You're given the consecutive lengths of the sides of an irregular pentagon, and you want to circumscribe this pentagon (whose interior angles are unknown yet) about a circle of unknown radius.
Is there a known procedure to do this ?
The image below is one that I created in Microsoft Excel using VBA code that implements a Newton-Raphson iteration in the the five interior angles of the pentagon, using consecutive side lengths of $3, 6, 6, 3, 2 $.

Working on achille hui idea in his comment above, if $\theta_i$ is the angle connecting side $i$ to side $(i+1)$, where side 6 is side 1, then,
$\tan\left(\dfrac{\theta_i}{2}\right) = \dfrac{R}{x_{i+1}} \tag{1}$
where it is assumed that moving counter clockwise (for example) and segmenting the side $s_i$ to $s_i = x_i + x_{i+1} $ where the point of separation is the tangency point with the inscribed circle.
It is easy to construct a linear system to relate the $5$ $x_i$'s to the $5$ side lengths.
Now, we know that the sum of the interior angles in a pentagon is $3(180^\circ) = 540^\circ$, therefore the sum of half the angles is $270^\circ$
Further, the tangent of the sum of $5$ angles is given by (see this Wikipedia page)

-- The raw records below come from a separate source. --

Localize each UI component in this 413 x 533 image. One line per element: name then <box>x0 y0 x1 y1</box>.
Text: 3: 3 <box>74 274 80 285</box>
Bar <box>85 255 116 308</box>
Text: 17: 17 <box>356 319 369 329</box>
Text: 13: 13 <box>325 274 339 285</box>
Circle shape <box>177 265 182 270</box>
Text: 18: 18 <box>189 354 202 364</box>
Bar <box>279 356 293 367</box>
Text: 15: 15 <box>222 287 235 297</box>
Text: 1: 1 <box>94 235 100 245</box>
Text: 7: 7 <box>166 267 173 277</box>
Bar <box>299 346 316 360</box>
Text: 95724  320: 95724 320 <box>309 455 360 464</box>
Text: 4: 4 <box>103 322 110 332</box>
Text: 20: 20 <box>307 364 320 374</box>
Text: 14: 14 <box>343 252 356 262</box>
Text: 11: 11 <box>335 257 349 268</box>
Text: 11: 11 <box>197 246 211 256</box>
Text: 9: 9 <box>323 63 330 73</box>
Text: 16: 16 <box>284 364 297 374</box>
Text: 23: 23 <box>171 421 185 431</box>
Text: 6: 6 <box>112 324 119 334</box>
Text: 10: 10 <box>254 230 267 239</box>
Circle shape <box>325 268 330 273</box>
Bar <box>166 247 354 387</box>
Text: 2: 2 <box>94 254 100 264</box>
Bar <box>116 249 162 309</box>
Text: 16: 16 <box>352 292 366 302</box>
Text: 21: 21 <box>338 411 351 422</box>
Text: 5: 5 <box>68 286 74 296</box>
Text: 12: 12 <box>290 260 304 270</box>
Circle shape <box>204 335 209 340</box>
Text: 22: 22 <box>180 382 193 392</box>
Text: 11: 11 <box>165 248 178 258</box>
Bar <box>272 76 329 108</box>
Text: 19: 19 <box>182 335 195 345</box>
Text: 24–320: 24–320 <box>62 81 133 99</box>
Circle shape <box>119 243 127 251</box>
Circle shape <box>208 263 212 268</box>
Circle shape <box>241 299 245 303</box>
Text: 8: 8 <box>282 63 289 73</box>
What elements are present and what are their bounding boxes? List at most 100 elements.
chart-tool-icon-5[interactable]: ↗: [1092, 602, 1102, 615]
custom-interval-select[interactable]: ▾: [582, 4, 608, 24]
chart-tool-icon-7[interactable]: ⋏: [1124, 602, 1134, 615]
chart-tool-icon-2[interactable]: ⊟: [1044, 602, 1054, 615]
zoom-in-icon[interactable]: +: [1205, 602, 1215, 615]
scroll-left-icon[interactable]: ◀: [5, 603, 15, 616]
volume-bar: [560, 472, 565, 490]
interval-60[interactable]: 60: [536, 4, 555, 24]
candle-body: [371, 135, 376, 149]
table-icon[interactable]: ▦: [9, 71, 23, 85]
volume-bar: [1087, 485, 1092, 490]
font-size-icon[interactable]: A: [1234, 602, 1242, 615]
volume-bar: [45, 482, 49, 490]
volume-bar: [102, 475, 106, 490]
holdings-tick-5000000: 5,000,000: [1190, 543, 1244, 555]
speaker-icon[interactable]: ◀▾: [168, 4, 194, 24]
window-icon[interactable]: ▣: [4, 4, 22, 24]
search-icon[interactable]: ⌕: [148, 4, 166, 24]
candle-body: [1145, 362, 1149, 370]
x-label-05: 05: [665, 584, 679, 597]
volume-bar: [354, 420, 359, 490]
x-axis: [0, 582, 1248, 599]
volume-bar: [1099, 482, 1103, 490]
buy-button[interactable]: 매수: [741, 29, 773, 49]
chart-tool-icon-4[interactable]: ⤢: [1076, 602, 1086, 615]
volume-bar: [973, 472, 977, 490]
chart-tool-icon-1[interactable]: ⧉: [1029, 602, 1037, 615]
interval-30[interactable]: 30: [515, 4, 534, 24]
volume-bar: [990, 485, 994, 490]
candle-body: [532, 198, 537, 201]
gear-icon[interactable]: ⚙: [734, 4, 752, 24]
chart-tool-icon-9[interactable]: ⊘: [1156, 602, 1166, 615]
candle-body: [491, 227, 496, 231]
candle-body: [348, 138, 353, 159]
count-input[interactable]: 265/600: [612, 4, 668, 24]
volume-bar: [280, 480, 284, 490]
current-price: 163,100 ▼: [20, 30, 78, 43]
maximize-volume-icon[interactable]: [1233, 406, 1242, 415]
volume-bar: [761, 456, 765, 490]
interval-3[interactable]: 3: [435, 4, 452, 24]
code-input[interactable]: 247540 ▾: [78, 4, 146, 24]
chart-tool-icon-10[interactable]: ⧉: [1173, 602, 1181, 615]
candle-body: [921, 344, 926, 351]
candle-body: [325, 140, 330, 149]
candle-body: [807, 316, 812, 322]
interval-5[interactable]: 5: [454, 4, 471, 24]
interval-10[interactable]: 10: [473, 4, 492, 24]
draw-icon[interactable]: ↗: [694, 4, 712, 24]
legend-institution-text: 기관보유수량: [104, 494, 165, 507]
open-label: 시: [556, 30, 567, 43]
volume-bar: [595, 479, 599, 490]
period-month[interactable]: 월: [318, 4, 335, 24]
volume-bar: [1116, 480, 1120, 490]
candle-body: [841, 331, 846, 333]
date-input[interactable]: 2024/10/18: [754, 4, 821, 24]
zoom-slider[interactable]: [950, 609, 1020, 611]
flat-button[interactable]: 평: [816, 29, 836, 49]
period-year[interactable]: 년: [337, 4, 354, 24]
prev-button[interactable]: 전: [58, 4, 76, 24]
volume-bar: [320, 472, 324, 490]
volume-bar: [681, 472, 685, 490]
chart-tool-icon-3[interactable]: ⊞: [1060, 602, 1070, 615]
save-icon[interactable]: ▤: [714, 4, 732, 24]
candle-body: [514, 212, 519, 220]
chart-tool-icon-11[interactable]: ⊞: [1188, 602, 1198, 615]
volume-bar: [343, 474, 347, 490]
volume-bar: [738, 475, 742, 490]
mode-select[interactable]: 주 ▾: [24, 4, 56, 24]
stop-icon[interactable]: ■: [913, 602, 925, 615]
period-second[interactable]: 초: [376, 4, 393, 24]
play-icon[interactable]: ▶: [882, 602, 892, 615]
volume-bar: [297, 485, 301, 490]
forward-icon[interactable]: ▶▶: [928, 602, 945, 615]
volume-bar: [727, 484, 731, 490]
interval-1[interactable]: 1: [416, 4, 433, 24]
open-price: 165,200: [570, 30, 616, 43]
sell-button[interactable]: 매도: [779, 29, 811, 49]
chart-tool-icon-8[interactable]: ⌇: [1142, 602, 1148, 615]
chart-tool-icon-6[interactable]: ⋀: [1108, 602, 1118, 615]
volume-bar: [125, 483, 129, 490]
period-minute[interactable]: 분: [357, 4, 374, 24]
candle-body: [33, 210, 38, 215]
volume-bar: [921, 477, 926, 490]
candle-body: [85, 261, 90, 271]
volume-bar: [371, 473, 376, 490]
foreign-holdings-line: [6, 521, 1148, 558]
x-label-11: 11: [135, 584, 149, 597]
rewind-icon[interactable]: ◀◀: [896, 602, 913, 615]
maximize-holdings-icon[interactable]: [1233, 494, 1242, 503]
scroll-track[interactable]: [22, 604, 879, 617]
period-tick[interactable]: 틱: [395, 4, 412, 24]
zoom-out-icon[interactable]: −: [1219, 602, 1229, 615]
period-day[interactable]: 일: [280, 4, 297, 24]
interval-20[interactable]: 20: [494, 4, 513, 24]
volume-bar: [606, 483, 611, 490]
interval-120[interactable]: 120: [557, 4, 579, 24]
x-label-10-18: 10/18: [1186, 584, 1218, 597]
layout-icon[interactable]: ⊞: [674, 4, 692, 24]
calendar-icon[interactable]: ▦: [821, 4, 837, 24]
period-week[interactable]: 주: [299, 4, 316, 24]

$ \tan(\phi_1 + \phi_2 + \phi_3 + \phi_4 + \phi_5) = \dfrac{ \sum t_i - \sum t_i t_j t_k + \sum t_i t_j t_k t_l t_m }{ 1 - \sum t_i t_j + \sum t_i t_j t_k t_l } $
where $t_i = \tan(\theta_i) $
Since $270^\circ$ has an infinite tangent, we want the denominator in the above expression to $0$. The denominator is a function of $R^2$ because the $x_i's$ are known. Hence we end up with a quadratic equation in $R^2$ which is trivial to solve.
Once $R$ is found, we can compute the center of the inscribed circle, and compute all the internal angles, and construct the pentagon and the inscribed circle.